IWG’s Japanese business had a “very strong year” in 2018, according to the company’s latest earnings report. Its sales rose by at least 10% to £94 million.
The deal offers IWG an influx of cash, a local partner to grow its brand and operations in Japan and neighboring nations, and an ongoing share of the Japanese operation’s sales. It supports the company’s strategy of “capital efficient growth” by passing on the costs of buying and outfitting buildings.
After more than $10 billion in investment by Japan’s SoftBank, WeWork is estimated to have a market cap of about $47 billion, according to Bloomberg. WeWork is also growing much faster: it more than doubled its sales to $1.8 billion in 2018, while IWG grew its revenue by less than 10% to about £2.5 billion.

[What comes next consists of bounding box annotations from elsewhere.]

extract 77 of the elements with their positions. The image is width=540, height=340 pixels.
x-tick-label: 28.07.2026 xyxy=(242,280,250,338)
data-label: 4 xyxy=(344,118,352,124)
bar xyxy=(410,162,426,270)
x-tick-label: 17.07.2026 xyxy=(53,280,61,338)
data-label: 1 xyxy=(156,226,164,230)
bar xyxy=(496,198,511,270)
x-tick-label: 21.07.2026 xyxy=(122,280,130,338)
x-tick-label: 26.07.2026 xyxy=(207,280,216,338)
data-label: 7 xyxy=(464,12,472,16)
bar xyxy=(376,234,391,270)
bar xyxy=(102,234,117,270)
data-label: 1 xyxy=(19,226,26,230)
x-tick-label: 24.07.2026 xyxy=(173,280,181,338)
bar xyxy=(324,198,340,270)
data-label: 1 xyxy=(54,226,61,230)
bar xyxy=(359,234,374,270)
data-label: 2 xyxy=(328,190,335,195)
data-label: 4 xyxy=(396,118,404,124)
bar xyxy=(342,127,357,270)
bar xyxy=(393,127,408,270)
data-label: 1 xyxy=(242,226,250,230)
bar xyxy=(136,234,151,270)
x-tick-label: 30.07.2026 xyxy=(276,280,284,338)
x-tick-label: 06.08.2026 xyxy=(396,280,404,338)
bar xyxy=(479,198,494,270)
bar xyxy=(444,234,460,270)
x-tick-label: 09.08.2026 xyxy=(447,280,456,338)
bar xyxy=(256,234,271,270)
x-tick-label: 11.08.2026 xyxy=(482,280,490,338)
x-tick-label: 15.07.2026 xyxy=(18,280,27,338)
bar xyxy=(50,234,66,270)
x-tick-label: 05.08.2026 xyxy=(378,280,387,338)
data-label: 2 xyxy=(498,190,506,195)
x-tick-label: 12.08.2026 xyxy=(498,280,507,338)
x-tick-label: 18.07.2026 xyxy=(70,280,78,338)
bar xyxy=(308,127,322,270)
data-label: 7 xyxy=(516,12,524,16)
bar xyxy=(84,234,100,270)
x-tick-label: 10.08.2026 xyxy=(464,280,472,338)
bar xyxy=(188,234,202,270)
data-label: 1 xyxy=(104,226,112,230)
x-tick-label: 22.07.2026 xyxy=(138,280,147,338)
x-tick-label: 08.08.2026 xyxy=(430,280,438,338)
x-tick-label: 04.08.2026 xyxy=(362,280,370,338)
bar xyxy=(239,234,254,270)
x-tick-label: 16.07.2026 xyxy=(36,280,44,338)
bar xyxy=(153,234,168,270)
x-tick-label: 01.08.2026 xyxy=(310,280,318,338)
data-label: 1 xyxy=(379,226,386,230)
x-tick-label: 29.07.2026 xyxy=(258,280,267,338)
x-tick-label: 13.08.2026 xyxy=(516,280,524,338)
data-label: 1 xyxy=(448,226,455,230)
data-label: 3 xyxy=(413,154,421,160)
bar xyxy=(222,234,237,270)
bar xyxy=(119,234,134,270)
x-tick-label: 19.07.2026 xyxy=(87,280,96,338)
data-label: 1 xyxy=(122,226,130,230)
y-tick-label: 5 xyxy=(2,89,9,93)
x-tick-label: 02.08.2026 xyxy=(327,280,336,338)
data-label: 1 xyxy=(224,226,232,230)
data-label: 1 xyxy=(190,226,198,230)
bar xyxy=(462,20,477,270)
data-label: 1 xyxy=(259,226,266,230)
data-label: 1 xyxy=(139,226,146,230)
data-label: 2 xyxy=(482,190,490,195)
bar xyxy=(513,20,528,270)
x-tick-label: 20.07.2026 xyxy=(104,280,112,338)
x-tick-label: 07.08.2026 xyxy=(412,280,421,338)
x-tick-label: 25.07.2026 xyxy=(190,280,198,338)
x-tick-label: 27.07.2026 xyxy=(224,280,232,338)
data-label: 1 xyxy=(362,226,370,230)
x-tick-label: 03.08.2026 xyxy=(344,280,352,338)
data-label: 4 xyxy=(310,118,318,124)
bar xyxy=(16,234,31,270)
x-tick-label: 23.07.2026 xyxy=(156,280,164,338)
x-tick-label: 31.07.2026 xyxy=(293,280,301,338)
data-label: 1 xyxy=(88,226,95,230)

IWG put itself up for sale last year and held talks with three private-equity companies, but it failed to reach a deal. The lack of interest surprised investors given the hype around WeWork, the US start-up that rents out trendy co-working spaces.
The successful sale of IWG’s Japanese business is both good and bad for WeWork: a major office-space deal could mean plenty of demand for the US co-working start-up’s shares when it joins the public markets, but it’s also a warning that IWG isn’t waiting around to be usurped.